Parviz travaille aujourd’hui à Ressources naturelles Canada, où il s’attaque à des problèmes nationaux. Ses fonctions se rapportent davantage à son expertise développée durant sa maîtrise qu’à ses travaux réalisés durant son doctorat, mais sa passion pour les sciences du climat reste entière. « Les modèles que nous avons créés pour le Groenland sont déjà utilisés par d’autres équipes de recherche, souligne-t-il. Plus que les simples résultats, l’approche elle-même présente un énorme potentiel pour la recherche sur le climat et le niveau des océans dans le monde entier. »

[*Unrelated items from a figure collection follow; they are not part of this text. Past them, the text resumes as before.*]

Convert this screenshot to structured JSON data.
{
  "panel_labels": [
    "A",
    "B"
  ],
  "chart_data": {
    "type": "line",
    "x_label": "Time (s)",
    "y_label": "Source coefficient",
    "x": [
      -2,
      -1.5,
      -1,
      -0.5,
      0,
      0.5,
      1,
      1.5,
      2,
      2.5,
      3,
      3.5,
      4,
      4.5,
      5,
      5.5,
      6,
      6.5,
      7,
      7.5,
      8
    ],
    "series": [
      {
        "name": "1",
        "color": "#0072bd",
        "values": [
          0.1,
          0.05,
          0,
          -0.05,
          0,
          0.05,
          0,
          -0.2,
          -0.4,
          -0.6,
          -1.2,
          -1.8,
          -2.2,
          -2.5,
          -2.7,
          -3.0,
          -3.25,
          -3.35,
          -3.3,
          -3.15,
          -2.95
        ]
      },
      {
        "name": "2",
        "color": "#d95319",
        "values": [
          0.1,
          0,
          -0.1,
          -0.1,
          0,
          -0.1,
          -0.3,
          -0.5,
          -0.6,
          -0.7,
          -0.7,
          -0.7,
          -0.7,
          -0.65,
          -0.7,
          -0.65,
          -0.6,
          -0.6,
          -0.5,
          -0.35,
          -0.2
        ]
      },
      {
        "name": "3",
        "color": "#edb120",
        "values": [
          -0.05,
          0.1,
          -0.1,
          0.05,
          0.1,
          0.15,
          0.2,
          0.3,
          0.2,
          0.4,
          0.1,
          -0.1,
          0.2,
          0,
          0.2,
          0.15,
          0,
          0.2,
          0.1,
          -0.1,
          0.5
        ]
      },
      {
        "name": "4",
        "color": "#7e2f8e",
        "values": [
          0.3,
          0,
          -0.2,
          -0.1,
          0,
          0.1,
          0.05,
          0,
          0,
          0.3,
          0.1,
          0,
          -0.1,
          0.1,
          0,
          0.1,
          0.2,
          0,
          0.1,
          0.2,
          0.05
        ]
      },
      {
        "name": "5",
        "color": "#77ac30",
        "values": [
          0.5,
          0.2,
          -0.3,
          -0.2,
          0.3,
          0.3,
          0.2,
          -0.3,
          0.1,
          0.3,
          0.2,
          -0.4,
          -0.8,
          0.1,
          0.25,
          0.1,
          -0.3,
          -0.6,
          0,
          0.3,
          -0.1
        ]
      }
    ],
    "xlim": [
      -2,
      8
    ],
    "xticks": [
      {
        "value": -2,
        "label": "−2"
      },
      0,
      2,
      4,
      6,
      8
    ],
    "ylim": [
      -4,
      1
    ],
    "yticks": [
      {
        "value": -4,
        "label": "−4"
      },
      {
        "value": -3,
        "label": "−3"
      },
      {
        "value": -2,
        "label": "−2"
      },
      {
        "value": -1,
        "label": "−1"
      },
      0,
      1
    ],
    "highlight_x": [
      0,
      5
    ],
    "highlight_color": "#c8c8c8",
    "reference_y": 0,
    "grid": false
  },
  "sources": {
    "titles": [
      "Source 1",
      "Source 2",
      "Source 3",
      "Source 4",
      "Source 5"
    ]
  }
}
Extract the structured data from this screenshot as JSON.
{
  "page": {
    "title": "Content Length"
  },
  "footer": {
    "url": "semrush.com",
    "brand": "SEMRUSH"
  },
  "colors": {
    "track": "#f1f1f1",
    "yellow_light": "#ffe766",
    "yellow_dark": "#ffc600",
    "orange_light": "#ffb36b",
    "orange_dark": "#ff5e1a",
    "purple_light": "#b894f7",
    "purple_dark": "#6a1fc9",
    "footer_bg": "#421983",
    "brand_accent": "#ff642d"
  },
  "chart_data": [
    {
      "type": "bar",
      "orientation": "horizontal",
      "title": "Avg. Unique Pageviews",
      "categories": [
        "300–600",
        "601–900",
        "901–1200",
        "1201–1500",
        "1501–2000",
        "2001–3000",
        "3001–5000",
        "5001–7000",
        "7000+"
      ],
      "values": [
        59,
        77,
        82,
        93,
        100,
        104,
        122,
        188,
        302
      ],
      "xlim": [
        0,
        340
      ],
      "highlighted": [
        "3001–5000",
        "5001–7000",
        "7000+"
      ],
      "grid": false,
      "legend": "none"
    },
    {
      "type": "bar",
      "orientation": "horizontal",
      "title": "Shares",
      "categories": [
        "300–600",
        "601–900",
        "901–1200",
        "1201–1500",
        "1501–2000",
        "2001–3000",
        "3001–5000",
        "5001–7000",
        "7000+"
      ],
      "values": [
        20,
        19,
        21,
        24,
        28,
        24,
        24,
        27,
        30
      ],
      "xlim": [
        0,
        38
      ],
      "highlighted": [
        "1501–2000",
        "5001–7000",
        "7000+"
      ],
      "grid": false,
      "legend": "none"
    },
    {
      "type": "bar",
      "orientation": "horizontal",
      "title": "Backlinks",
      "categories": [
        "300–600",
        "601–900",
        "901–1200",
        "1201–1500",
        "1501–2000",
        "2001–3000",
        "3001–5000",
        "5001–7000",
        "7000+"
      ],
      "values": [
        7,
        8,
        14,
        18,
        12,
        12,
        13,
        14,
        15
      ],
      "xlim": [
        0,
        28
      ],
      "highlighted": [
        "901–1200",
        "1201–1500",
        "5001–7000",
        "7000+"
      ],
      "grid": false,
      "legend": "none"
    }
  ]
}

Son conseil aux personnes qui aspirent à une carrière en recherche est clair : faites preuve de curiosité et de patience, et ayez l’audace de tout essayer. Dans le domaine très vaste des sciences de la Terre, tout le monde peut trouver sa place, que ce soit dans un laboratoire, devant un écran d’ordinateur ou sur le terrain, sous le soleil d’été.

Parviz Ajourlou a fait plus qu’obtenir un doctorat, il a jeté des ponts entre la théorie et les applications, entre l’Iran et le Canada, et entre la science et la société. Il est la preuve que pour résoudre les grands problèmes de la planète, il faut se poser les bonnes questions et avoir le courage de chercher les réponses.